Und wieder eine anstrengende Woche hinter mir. Hoffentlich gibt es bald nochmal Verstärkung im Team, damit ich dann für die Bachelorarbeit etwas kürzer treten kann.

Erkenntnis der Woche, ohne, dass ich über die Details reden darf: Apple zieht die Anforderungen für iPhone Apps spürbar an. Nun geht es nicht mehr nur um Inhalte, sondern auch um den Umfang. Das fühlt sich irgendwie an, wie eine Zäsur…

Aber gehen wir mal auf mein Privatleben ein: Ich habe Montag meinen Antrag zwecks Bachelorarbeit an meinen Erstprüfer geschickt. Laut Post dürfte der Brief Mittwoch eingegangen sein. Bisher hab ich noch keine Rückmeldung bekommen, ich hoffe trotzdem, dass alles soweit klappt und der Antrag bald – unterschrieben von meinen beiden Prüfern – dem Prüfungsamt vorliegt.

mj_juniorDieser Papierkram macht einen echt völlig verrückt.

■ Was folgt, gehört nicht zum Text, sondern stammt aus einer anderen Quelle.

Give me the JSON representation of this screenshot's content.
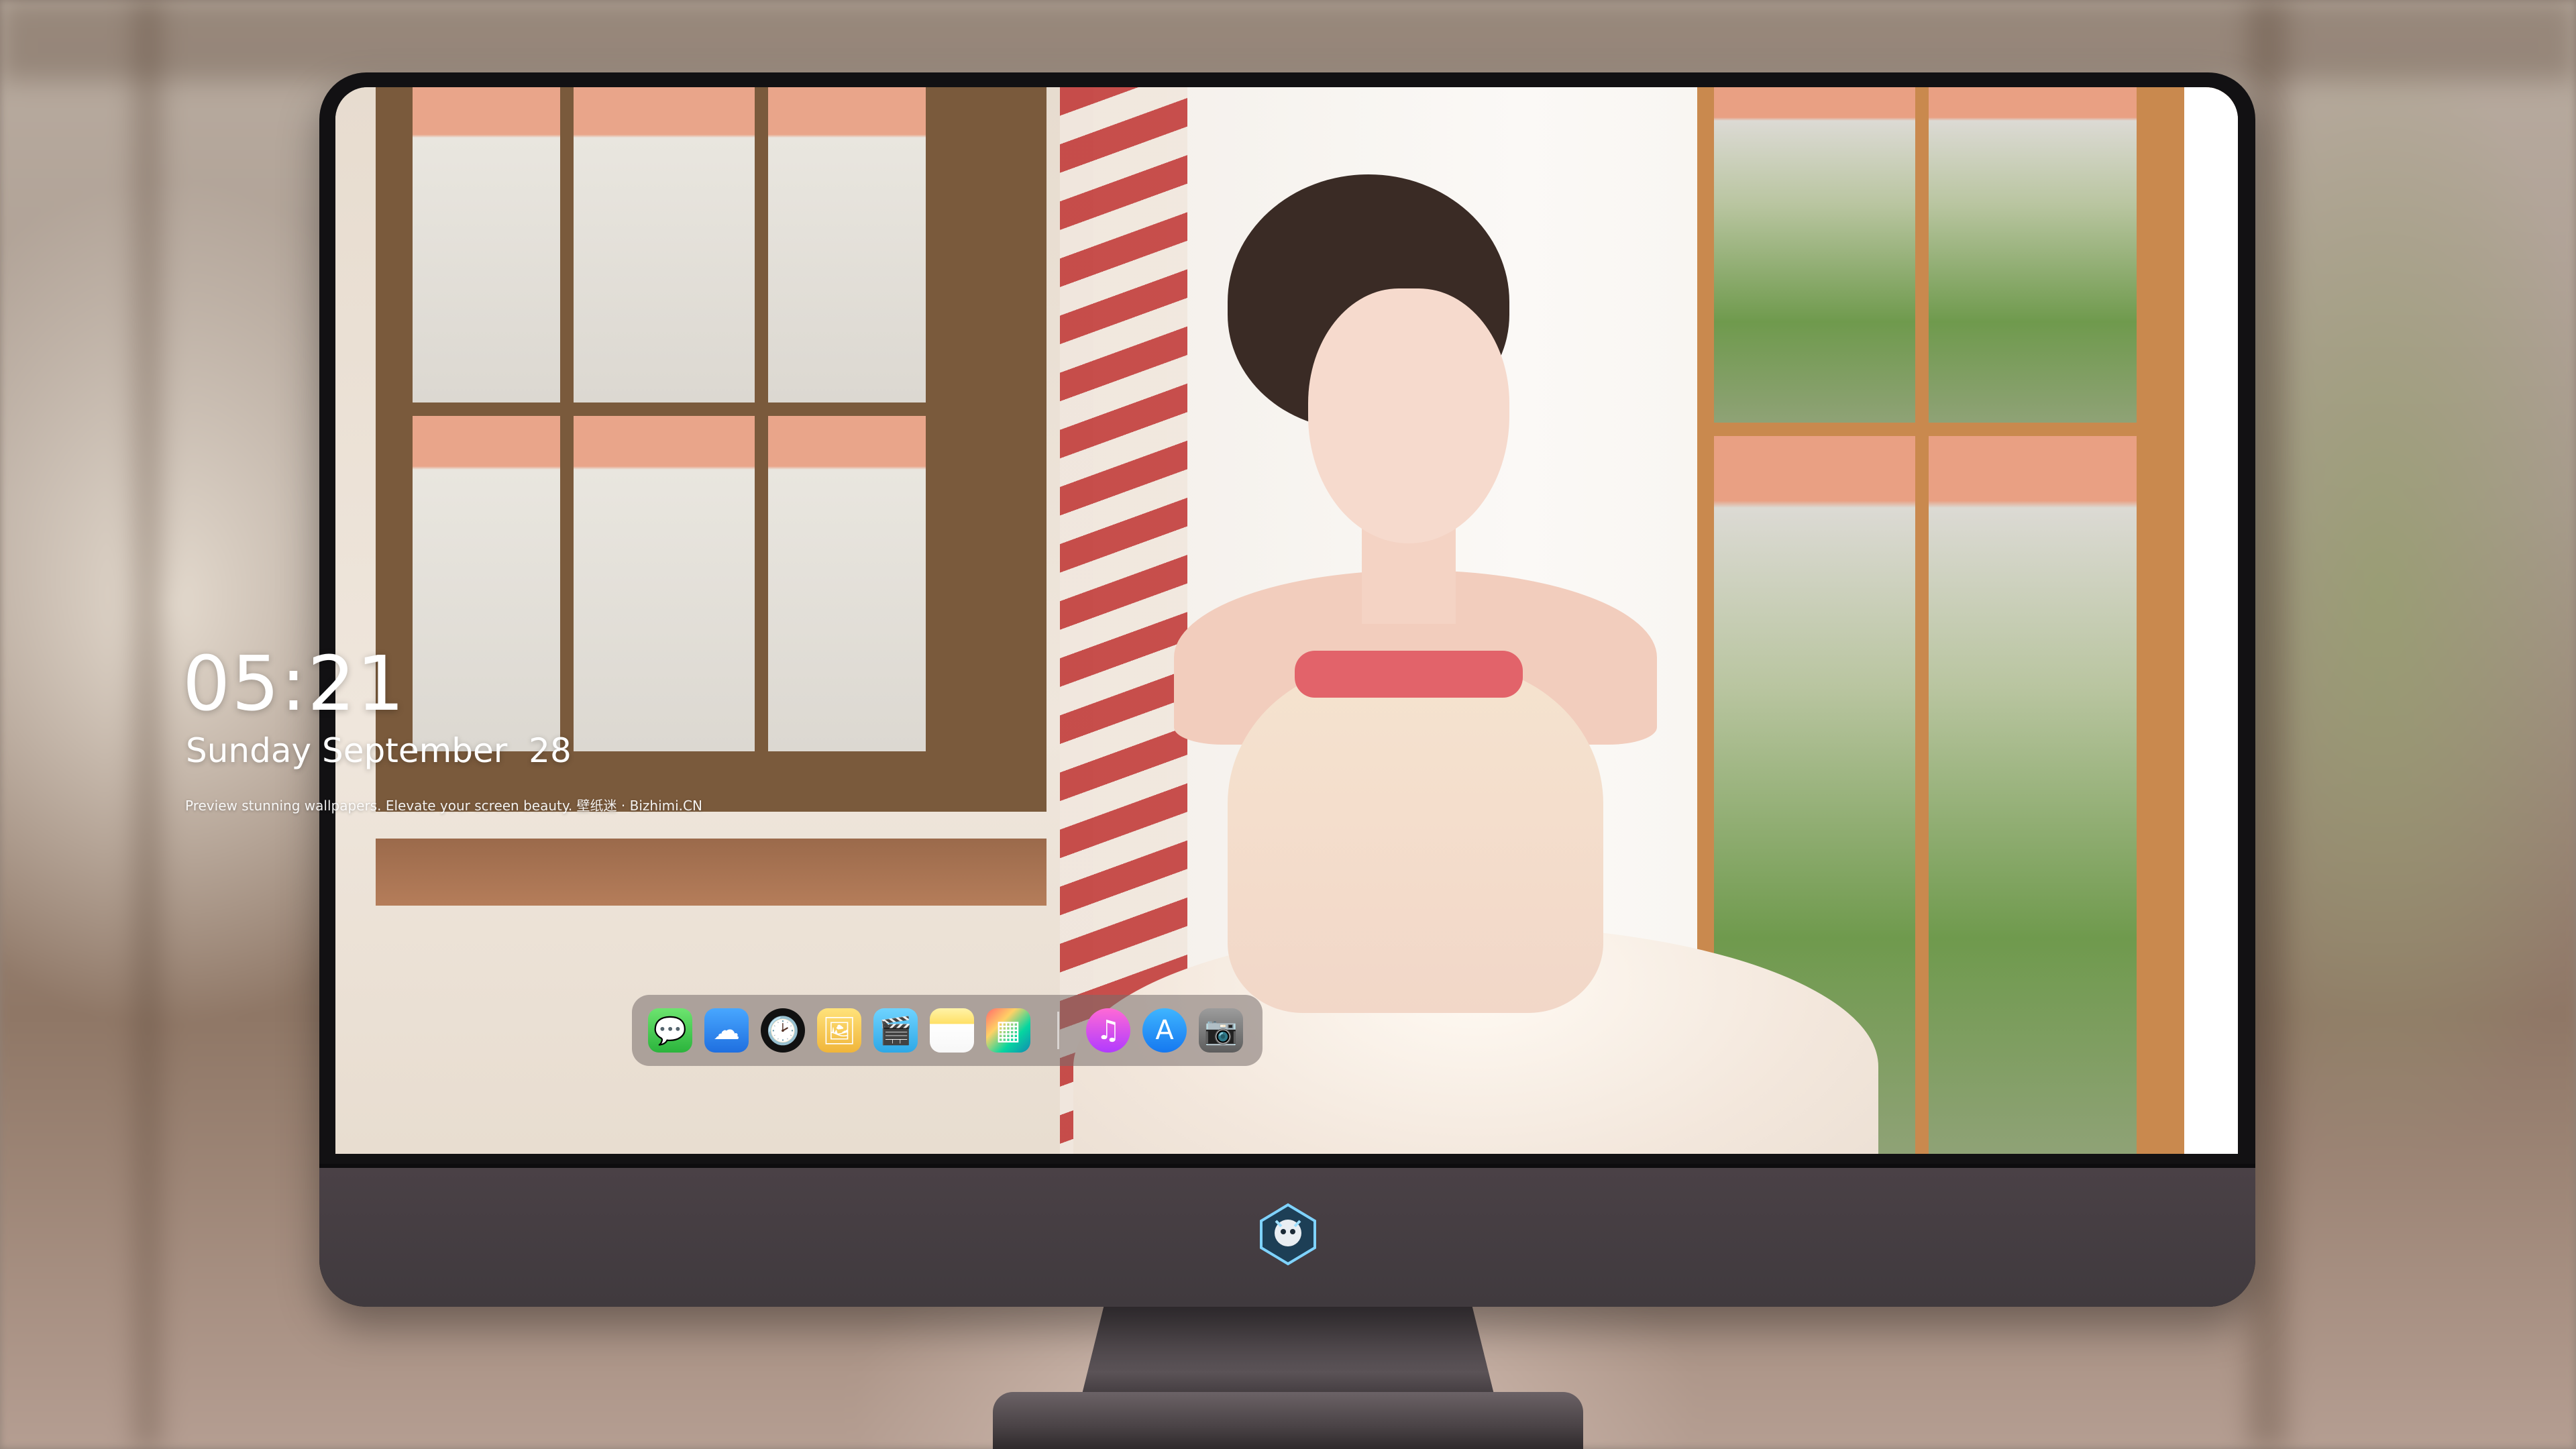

Da hat man echt das Gefühl, dass nicht die Arbeit – die nähere Auseinandersetzung mit einem Thema und damit Vertiefung von Kenntnissen – im Mittelpunkt steht, sondern einfach nur eine Bürokratie, die versucht einen mit seinen ganzen Regeln irgendwie einzuschränken. Vielleicht habe ich es deswegen immer so empfunden, dass Forschungsarbeit nichts für mich ist, denn von Freunden aus völlig anderen Branchen, habe ich schon zu Schulzeiten Ähnliches mitbekommen.